Leveraging Large Language Models for Predicting Cost and Duration in Software Engineering Projects
Justin Carpenter, Chia-Ying Wu, Nasir U. Eisty
TL;DR
This study investigates using LLMs, specifically GPT-3.5, to predict software project cost and duration and compares them against traditional estimation methods and standard ML approaches across multiple datasets, including ISBSG, Desharnais, and COCOMO. By transforming structured dataset features into natural language prompts and employing careful data quality controls (missing-value stratification), the authors demonstrate that LLMs can achieve competitive accuracy and exhibit robustness to incomplete data, though they do not consistently outperform state-of-the-art ML models. The work contributes a data-centric, prompt-engineering-driven workflow for LLM-based estimation, highlighting potential for easier integration into project management practices and offering practical insights into when LLMs add value versus traditional methods. Overall, the findings suggest LLMs can simplify the estimation process and improve usability while delivering meaningful gains in certain scenarios, with data quality and dataset selection playing pivotal roles in predictive success.
Abstract
Accurate estimation of project costs and durations remains a pivotal challenge in software engineering, directly impacting budgeting and resource management.
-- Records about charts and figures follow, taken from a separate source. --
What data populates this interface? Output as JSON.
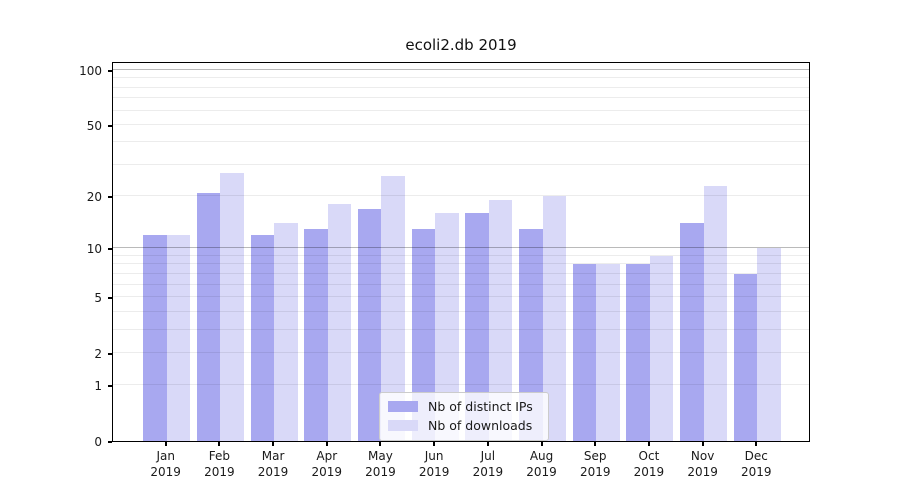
{
  "title": "ecoli2.db 2019",
  "chart_data": {
    "type": "bar",
    "title": "ecoli2.db 2019",
    "categories": [
      "Jan",
      "Feb",
      "Mar",
      "Apr",
      "May",
      "Jun",
      "Jul",
      "Aug",
      "Sep",
      "Oct",
      "Nov",
      "Dec"
    ],
    "category_year": "2019",
    "series": [
      {
        "name": "Nb of distinct IPs",
        "color": "#a8a8f0",
        "values": [
          12,
          21,
          12,
          13,
          17,
          13,
          16,
          13,
          8,
          8,
          14,
          7
        ]
      },
      {
        "name": "Nb of downloads",
        "color": "#d9d9f8",
        "values": [
          12,
          27,
          14,
          18,
          26,
          16,
          19,
          20,
          8,
          9,
          23,
          10
        ]
      }
    ],
    "y_scale": "log1p",
    "ylim": [
      0,
      100
    ],
    "y_ticks": [
      100,
      50,
      20,
      10,
      5,
      2,
      1,
      0
    ],
    "y_gridlines_minor": [
      1,
      2,
      3,
      4,
      5,
      6,
      7,
      8,
      9,
      20,
      30,
      40,
      50,
      60,
      70,
      80,
      90
    ],
    "y_gridlines_major": [
      10,
      100
    ],
    "grid": true,
    "grid_above_bars": true,
    "legend_position": "bottom-center",
    "colors": {
      "axis": "#000000",
      "grid_minor": "#ebebeb",
      "grid_major": "#bababa",
      "text": "#1a1a1a",
      "legend_border": "#cccccc",
      "legend_background": "rgba(255,255,255,0.8)"
    }
  }
}
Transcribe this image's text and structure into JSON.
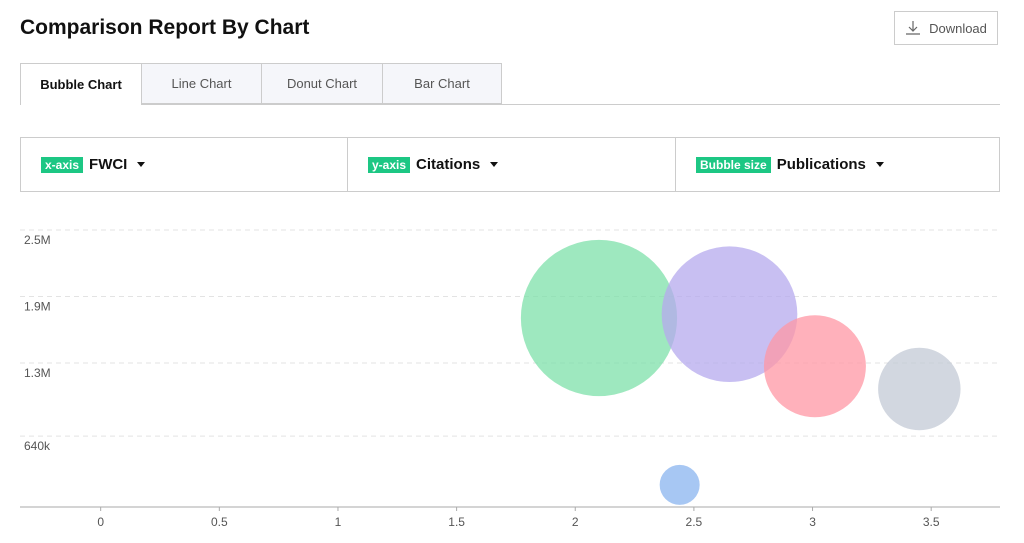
{
  "header": {
    "title": "Comparison Report By Chart",
    "download": "Download"
  },
  "tabs": [
    "Bubble Chart",
    "Line Chart",
    "Donut Chart",
    "Bar Chart"
  ],
  "selectors": [
    {
      "tag": "x-axis",
      "value": "FWCI"
    },
    {
      "tag": "y-axis",
      "value": "Citations"
    },
    {
      "tag": "Bubble size",
      "value": "Publications"
    }
  ],
  "chart_data": {
    "type": "bubble",
    "x": [
      2.1,
      2.65,
      3.01,
      3.45,
      2.44
    ],
    "values": [
      1706000,
      1740000,
      1270000,
      1065000,
      200000
    ],
    "sizes": [
      6100,
      4600,
      2600,
      1700,
      400
    ],
    "colors": [
      "#7ee0aa",
      "#b5a9ee",
      "#ff97a4",
      "#c3c9d6",
      "#8ab4ef"
    ],
    "xlim": [
      -0.34,
      3.79
    ],
    "xticks": [
      0,
      0.5,
      1,
      1.5,
      2,
      2.5,
      3,
      3.5
    ],
    "ylim": [
      0,
      2500000
    ],
    "yticks": [
      {
        "value": 640000,
        "label": "640k"
      },
      {
        "value": 1300000,
        "label": "1.3M"
      },
      {
        "value": 1900000,
        "label": "1.9M"
      },
      {
        "value": 2500000,
        "label": "2.5M"
      }
    ],
    "grid": true
  }
}
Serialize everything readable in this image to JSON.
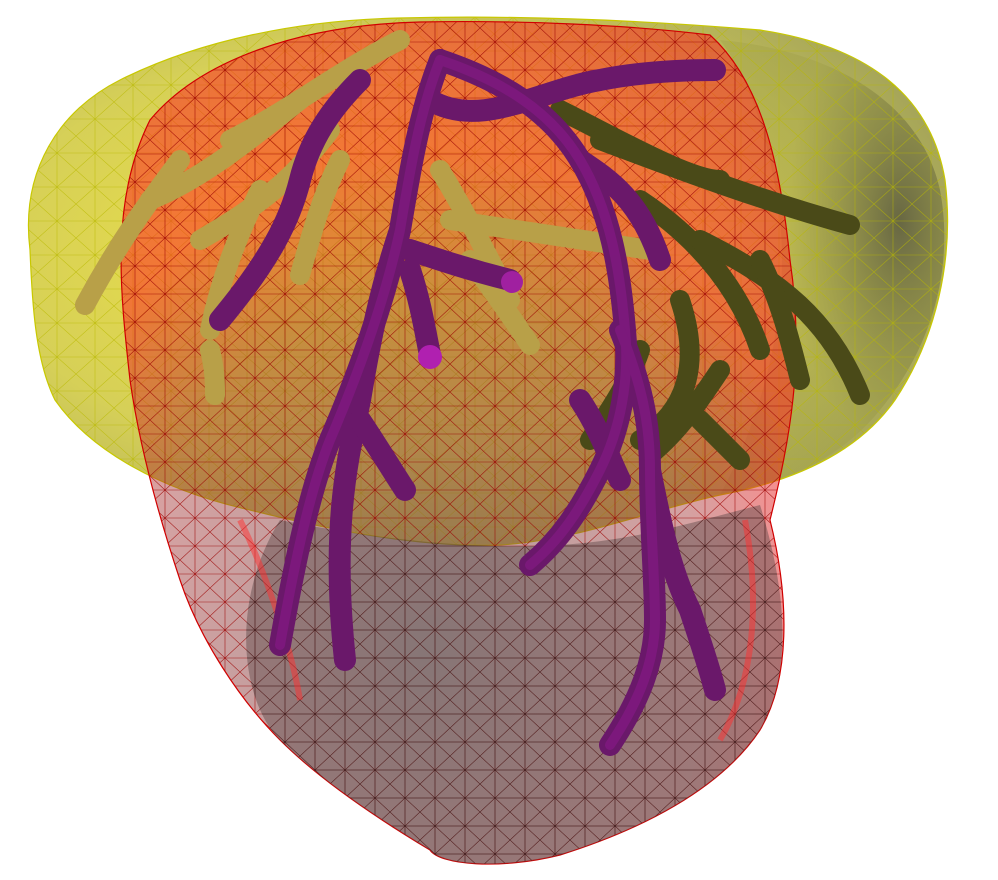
{
  "scene": {
    "background": "#ffffff",
    "colors": {
      "yellow_shell": "#e6e600",
      "yellow_wire": "#b8b800",
      "red_shell": "#e01010",
      "red_wire": "#b00000",
      "dark_gray_interior": "#3c3c30",
      "vessel_purple": "#7a1a7a",
      "vessel_purple_dark": "#3a0a40",
      "vessel_olive": "#c8b050",
      "vessel_olive_dark": "#3a3a10"
    },
    "objects": [
      "yellow-mesh-surface",
      "red-mesh-surface",
      "purple-vessel-tree",
      "olive-vessel-tree"
    ]
  }
}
Traditional estimation techniques, although widely utilized, often fall short due to their complexity and the dynamic nature of software development projects. This study introduces an innovative approach using Large Language Models (LLMs) to enhance the accuracy and usability of project cost predictions. We explore the efficacy of LLMs against traditional methods and contemporary machine learning techniques, focusing on their potential to simplify the estimation process and provide higher accuracy. Our research is structured around critical inquiries into whether LLMs can outperform existing models, the ease of their integration into current practices, outperform traditional estimation, and why traditional methods still prevail in industry settings. By applying LLMs to a range of real-world datasets and comparing their performance to both state-of-the-art and conventional methods, this study aims to demonstrate that LLMs not only yield more accurate estimates but also offer a user-friendly alternative to complex predictive models, potentially transforming project management strategies within the software industry.